Sweden’s Riksbank is expected to raise interest rates to zero per cent on Thursday, ending a five-year experiment with negative interest rates and becoming the first central bank in the world to ditch the controversial policy, the Financial Times reported. But with the Nordic economy slowing, some traders are already betting that Sweden may struggle to leave behind sub-zero rates for long. The bank’s monetary policy committee is scheduled to announce its decision on borrowing costs on Thursday.
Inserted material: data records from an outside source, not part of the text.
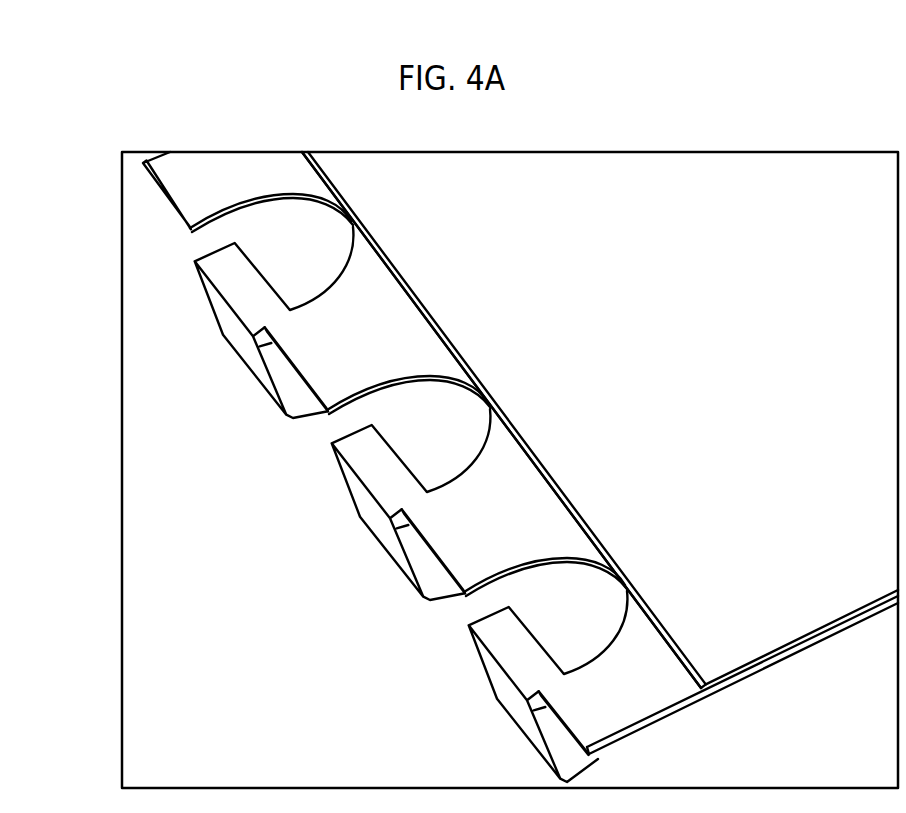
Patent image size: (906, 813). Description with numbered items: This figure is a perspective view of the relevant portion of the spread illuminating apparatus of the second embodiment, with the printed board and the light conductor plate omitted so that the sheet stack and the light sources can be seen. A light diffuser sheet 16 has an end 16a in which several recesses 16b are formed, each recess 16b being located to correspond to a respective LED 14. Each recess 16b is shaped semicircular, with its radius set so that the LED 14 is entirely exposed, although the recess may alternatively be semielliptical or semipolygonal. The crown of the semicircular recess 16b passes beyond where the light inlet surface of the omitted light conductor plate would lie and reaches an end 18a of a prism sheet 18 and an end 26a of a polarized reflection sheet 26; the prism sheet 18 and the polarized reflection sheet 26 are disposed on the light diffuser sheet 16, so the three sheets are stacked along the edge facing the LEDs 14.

The LED 14 is at (365, 510).
The light diffuser sheet 16 is at (327, 355).
The end of the light diffuser sheet 16a is at (415, 566).
The recess 16b is at (413, 402).
The prism sheet 18 is at (455, 463).
The end of the prism sheet 18a is at (672, 687).
The polarized reflection sheet 26 is at (600, 453).
The end of the polarized reflection sheet 26a is at (560, 528).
Sweden’s central bank is this month expected to swim against the tide of global monetary policy by raising interest rates even as the Scandinavian country’s economy softens, the Financial Times reported. A manufacturing sentiment survey published on Monday showed the lowest activity reading since 2012, the latest in a series of gloomy economic data. Growth in the third quarter was weaker than the Riksbank expected, according to figures released on Friday, which showed the economy grew 0.3 per cent compared with the previous quarter and 1.6 per cent year on year.
Sweden’s central bank plans still to raise interest rates this year or early next but increases would then be at a slower pace than previously forecast, prompting the currency to rally against the euro in early trading, the Financial Times reported. The Riksbank, in a statement on Thursday accompanying its decision to keep rates on hold at minus 0.25 per cent, said that “as before” borrowing costs “are expected to be raised towards the end of the year or at the beginning of next year”.
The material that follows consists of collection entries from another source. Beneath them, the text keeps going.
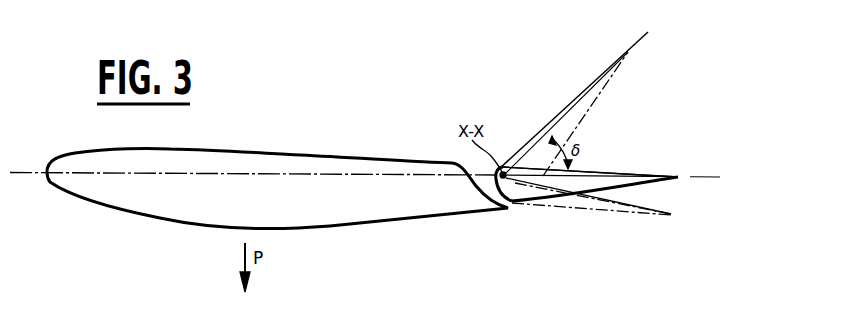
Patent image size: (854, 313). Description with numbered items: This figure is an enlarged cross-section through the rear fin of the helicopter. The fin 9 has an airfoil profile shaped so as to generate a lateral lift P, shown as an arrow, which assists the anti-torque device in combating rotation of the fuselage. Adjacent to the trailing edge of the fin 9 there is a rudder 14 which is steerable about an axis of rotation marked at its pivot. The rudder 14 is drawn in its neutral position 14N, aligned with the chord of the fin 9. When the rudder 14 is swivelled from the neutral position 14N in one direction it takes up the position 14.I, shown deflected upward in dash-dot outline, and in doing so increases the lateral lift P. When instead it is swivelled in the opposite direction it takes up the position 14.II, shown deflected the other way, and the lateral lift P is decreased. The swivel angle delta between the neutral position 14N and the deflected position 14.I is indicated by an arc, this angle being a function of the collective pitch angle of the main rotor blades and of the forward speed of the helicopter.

The fin 9 is at (272, 173).
The rudder 14 is at (645, 181).
The neutral position of the rudder 14N is at (613, 169).
The swivelled position of the rudder increasing lateral lift 14.I is at (568, 120).
The swivelled position of the rudder decreasing lateral lift 14.II is at (588, 210).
A potential crashing out of the EU by the UK would be the “greatest risk to the Swedish financial system” over the next six months as market participants felt that domestic factors had faded in comparison, Sweden’s central bank found in a survey, the Financial Times reported. “The risk of a disorderly UK withdrawal from the EU is the foremost risk factor for the Swedish financial system in the period ahead,” the Riksbank, in its six-month study on the Swedish fixed-income and foreign exchange markets, said on Wednesday.
Piraeus Bank, the biggest Greek lender, has announced a partnership with Sweden’s Intrum group to reduce a €7bn pile of bad loans that has been holding back its capacity to finance companies that survived the country’s economic crisis, the Financial Times reported. The €410m deal will create a new Greek debt collection business 80 per cent owned by Intrum and 20 per cent by Piraeus. However, the bank’s non-performing debt, which amounts to almost half the loan book, will remain on its balance sheet.
Sweden’s Riksbank said it will hold its main rate steady longer than previously expected and announced an 18-month bond-buying programme to start from July — the latest major central bank to take a more dovish shift on monetary policy. The Riksbank, which on Thursday kept its repo rate at a quarter of a point below zero, said it will purchase government bonds for a nominal value of SKr45bn (€4.2bn) from July until December 2020. It added that its benchmark interest rate will remain at minus 0.25 per cent “for a somewhat longer period of time than was forecast in February”.
Sweden's Skanska does not expect to hit an operating margin target for its construction business this year or next, sending its shares down nearly 3 percent on Wednesday, the International New York Times reported on a Reuters story. The Nordic region's biggest building firm, which is also one of the largest in the United States, is restructuring its construction division due to weak profitability and project writedowns, mainly in Poland and the United States.